Il Meccanismo ha alcune caratteristiche tecniche abbastanza avanzate. Ad esempio, conteneva un sistema di ingranaggi tale da generare un moto rotatorio, dati due moti rotatori iniziali, con velocità pari alla differenza di due moti. Inoltre, è dotato di un sistema di due ruote sovrapposte che ruotano attorno a due assi diversi, che prende il nome di “pin-and-slot”. In questo complicato sistema di ingranaggi, il numero di denti delle ruote dentate non poteva essere casuale, ma dettato dalla meccanizzazione dei moti dei pianeti.
Il primo modello funzionante del Meccanismo di Antikythera è stato proposto dal fisico e storico della scienza Derek De Solla Price ed è stato poi costruito da Robert Deroski intorno agli anni Settanta. Questo modello non era corretto, ma è stato una base fondamentale per gli studi successivi. Nel 2021, il gruppo di ricerca sul Meccanismo di Antikythera dello University College London (Ucl) ha proposto un nuovo modello che soddisfa tutte le evidenze che si hanno a disposizione sul Meccanismo.

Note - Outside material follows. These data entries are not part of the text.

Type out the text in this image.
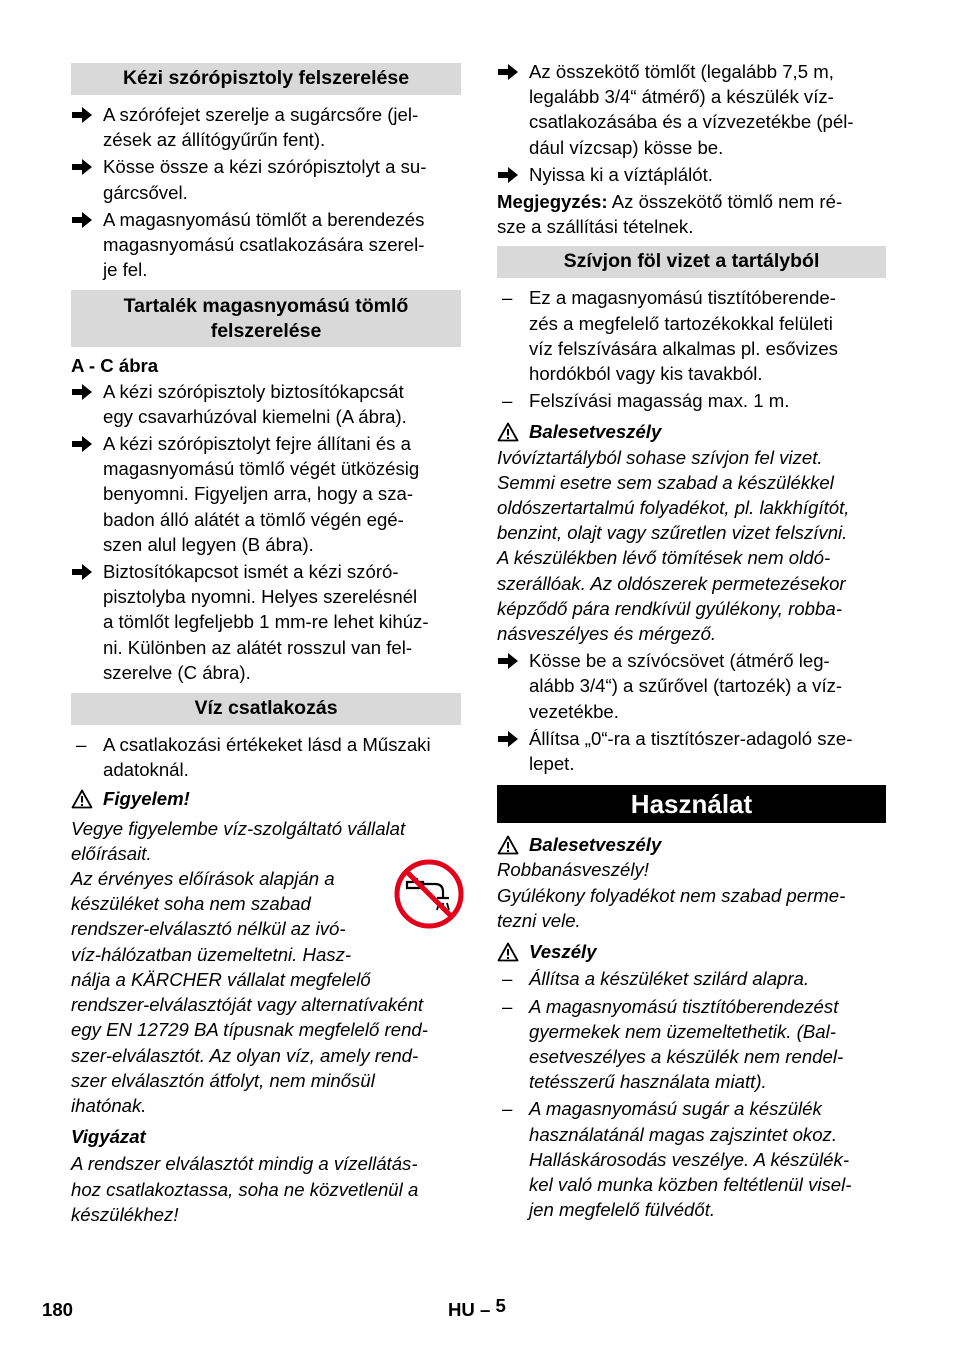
Kézi szórópisztoly felszerelése
A szórófejet szerelje a sugárcsőre (jel-
zések az állítógyűrűn fent).
Kösse össze a kézi szórópisztolyt a su-
gárcsővel.
A magasnyomású tömlőt a berendezés
magasnyomású csatlakozására szerel-
je fel.
Tartalék magasnyomású tömlő
felszerelése
A - C ábra
A kézi szórópisztoly biztosítókapcsát
egy csavarhúzóval kiemelni (A ábra).
A kézi szórópisztolyt fejre állítani és a
magasnyomású tömlő végét ütközésig
benyomni. Figyeljen arra, hogy a sza-
badon álló alátét a tömlő végén egé-
szen alul legyen (B ábra).
Biztosítókapcsot ismét a kézi szóró-
pisztolyba nyomni. Helyes szerelésnél
a tömlőt legfeljebb 1 mm-re lehet kihúz-
ni. Különben az alátét rosszul van fel-
szerelve (C ábra).
Víz csatlakozás
– A csatlakozási értékeket lásd a Műszaki
adatoknál.
Figyelem!
Vegye figyelembe víz-szolgáltató vállalat
előírásait.
Az érvényes előírások alapján a
készüléket soha nem szabad
rendszer-elválasztó nélkül az ivó-
víz-hálózatban üzemeltetni. Hasz-
nálja a KÄRCHER vállalat megfelelő
rendszer-elválasztóját vagy alternatívaként
egy EN 12729 BA típusnak megfelelő rend-
szer-elválasztót. Az olyan víz, amely rend-
szer elválasztón átfolyt, nem minősül
ihatónak.
Vigyázat
A rendszer elválasztót mindig a vízellátás-
hoz csatlakoztassa, soha ne közvetlenül a
készülékhez!
Az összekötő tömlőt (legalább 7,5 m,
legalább 3/4“ átmérő) a készülék víz-
csatlakozásába és a vízvezetékbe (pél-
dául vízcsap) kösse be.
Nyissa ki a víztáplálót.
Megjegyzés: Az összekötő tömlő nem ré-
sze a szállítási tételnek.
Szívjon föl vizet a tartályból
– Ez a magasnyomású tisztítóberende-
zés a megfelelő tartozékokkal felületi
víz felszívására alkalmas pl. esővizes
hordókból vagy kis tavakból.
– Felszívási magasság max. 1 m.
Balesetveszély
Ivóvíztartályból sohase szívjon fel vizet.
Semmi esetre sem szabad a készülékkel
oldószertartalmú folyadékot, pl. lakkhígítót,
benzint, olajt vagy szűretlen vizet felszívni.
A készülékben lévő tömítések nem oldó-
szerállóak. Az oldószerek permetezésekor
képződő pára rendkívül gyúlékony, robba-
násveszélyes és mérgező.
Kösse be a szívócsövet (átmérő leg-
alább 3/4“) a szűrővel (tartozék) a víz-
vezetékbe.
Állítsa „0“-ra a tisztítószer-adagoló sze-
lepet.
Használat
Balesetveszély
Robbanásveszély!
Gyúlékony folyadékot nem szabad perme-
tezni vele.
Veszély
– Állítsa a készüléket szilárd alapra.
– A magasnyomású tisztítóberendezést
gyermekek nem üzemeltethetik. (Bal-
esetveszélyes a készülék nem rendel-
tetésszerű használata miatt).
– A magasnyomású sugár a készülék
használatánál magas zajszintet okoz.
Halláskárosodás veszélye. A készülék-
kel való munka közben feltétlenül visel-
jen megfelelő fülvédőt.
180	HU – 5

Il prossimo obiettivo del gruppo è ricostruire con tecniche antiche lo strumento seguendo il nuovo modello per dimostrarne la validità.
Il gruppo dello Ucl ha usato un processo matematico sviluppato da Parmenide per spiegare i cicli di Venere e Saturno e per derivare anche i cicli degli altri pianeti su cui non si hanno informazioni a disposizione dai frammenti. Il processo di Parmenide, infatti, è un processo iterativo che permette di approssimare un numero reale con un intervallo compreso fra due numeri razionali. Ad esempio, per Venere, nell’astronomia babilonese la stima più rozza prevedeva 5 cicli sinodici in 8 anni e quella più accurata prevedeva 720 cicli in 1151 anni. Quest’ultima stima non era meccanizzabile, poiché 1151 è un numero primo e realizzare una ruota con 1151 denti non era certo un’impresa facile. L’ipotesi del gruppo è che sia stato usato proprio il processo di Parmenide per trovare un compromesso fra la stima più rozza e quella meccanizzabile più accurata.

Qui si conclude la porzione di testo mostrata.